During the match on 2 February, the Port Said supporters were chanting slogans in favour of the Supreme Council of the Armed Forces, and thus in opposition to the Cairo supporters. But what might have been just another episode in the nationalist and localist craziness which is increasingly infecting sport, and which is assiduously promoted by the media, now became a real “lesson” aimed at the opponents of the existing regime.
This was not just aimed at the young people who make up the ultras – many of whom have overcome the divisions between different groups of supporters to fight together against the post-Mubarak regime – but also and above all at the entire Egyptian population[2]. And it seems that the population knew it: the day after the tragedy, Cairo and other towns saw two days of very violent confrontations in which the police responded to the crowd with live ammunition. In the capital, the Interior Ministry was besieged and attacked. Officially there were ten deaths and hundreds of injuries, which made the population even more angry: “they know how to protect a ministry, but not a stadium”, as the demonstrators put it. They also called for the execution of Field Marshall Tantawi.
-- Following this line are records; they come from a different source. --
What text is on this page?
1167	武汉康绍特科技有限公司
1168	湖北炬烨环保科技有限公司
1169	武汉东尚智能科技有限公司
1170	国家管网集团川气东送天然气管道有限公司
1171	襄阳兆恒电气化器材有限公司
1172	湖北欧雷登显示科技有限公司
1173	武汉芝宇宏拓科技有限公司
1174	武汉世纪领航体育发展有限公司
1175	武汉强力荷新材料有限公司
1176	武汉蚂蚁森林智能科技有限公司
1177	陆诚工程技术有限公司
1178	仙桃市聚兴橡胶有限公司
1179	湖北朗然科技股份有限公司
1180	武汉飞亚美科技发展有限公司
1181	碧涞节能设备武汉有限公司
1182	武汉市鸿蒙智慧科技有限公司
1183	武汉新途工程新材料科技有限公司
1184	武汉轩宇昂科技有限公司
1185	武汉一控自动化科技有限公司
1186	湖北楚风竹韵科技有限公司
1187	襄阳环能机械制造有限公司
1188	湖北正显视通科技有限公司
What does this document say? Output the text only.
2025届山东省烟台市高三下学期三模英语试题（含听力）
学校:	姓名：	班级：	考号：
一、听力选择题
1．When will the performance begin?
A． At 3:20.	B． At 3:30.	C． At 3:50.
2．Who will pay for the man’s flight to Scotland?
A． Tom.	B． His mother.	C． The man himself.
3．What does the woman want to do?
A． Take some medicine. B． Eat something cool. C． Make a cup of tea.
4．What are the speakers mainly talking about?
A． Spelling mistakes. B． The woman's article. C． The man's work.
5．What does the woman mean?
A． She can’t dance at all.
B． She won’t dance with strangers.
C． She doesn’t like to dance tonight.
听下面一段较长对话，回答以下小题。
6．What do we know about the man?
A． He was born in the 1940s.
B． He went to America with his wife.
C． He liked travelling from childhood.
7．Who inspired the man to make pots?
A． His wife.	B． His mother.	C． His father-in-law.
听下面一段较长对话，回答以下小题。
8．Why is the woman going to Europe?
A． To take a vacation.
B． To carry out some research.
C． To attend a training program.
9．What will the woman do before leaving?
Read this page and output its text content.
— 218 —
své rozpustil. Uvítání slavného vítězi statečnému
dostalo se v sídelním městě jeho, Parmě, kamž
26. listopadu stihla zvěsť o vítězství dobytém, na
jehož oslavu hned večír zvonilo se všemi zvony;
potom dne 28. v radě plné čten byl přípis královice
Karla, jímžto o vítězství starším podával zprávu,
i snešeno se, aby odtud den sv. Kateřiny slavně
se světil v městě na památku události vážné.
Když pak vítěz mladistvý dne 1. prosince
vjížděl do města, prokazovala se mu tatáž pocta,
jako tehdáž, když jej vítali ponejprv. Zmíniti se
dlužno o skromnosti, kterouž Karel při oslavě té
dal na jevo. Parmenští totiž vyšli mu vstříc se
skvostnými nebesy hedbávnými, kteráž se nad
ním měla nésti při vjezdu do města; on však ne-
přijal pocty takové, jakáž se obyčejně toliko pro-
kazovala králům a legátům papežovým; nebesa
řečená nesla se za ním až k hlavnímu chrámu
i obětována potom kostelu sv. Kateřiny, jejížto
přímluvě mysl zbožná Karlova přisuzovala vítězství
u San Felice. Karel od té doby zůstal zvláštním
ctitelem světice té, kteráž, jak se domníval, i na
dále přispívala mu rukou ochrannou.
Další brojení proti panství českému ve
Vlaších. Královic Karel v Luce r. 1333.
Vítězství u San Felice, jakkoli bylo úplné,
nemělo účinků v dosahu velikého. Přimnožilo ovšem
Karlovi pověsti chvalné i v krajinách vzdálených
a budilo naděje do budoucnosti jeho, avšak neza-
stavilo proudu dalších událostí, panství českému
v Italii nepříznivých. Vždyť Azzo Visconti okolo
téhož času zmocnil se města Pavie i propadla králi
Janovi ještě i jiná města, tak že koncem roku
This reaction by the population was entirely legitimate, but it fell into the trap of responding to repression by rioting. Immediately after the macabre match in Port-Saïd, the town, along with a number of others in the country, was immediately and heavily patrolled by the army, proof that the regime knew what it was doing, that it was expecting riots and was ready to deal with them.
We need to look at things in a sober way. Popular revolt in the street, however ‘ultra’, is not enough to change society and it does not equal revolution. Let’s not forget that what forced Mubarak to stand down last year was not just the social revolt but above all the workers’ strikes which spread throughout the country and really scared the Egyptian and international bourgeoisie. The Egyptian and American bourgeoisie accelerated the departure of the old dictator in order to prevent this class movement from coming to the fore, from developing to the point where it could undermine illusions in ‘democracy’ and serve as an example to the working class across the world.
Wilma 17/2/12
[1] Henri Michel, who coached the Egyptian team Zamalek between 2007 and 2009, declared on RTL: “I have never felt that sort of danger in any part of Egypt. Passions were inflamed. Accidents can happen but there’s a long way between that and the drama that took place. I never thought such a thing could happen”.
[2] It was probably no accident that these events took place at a time when massive demonstrations were being planned to commemorate the “battle of the camels” of 2 February 2011, when Mubarak’s thugs attacked the demonstrators in Tahrir Square.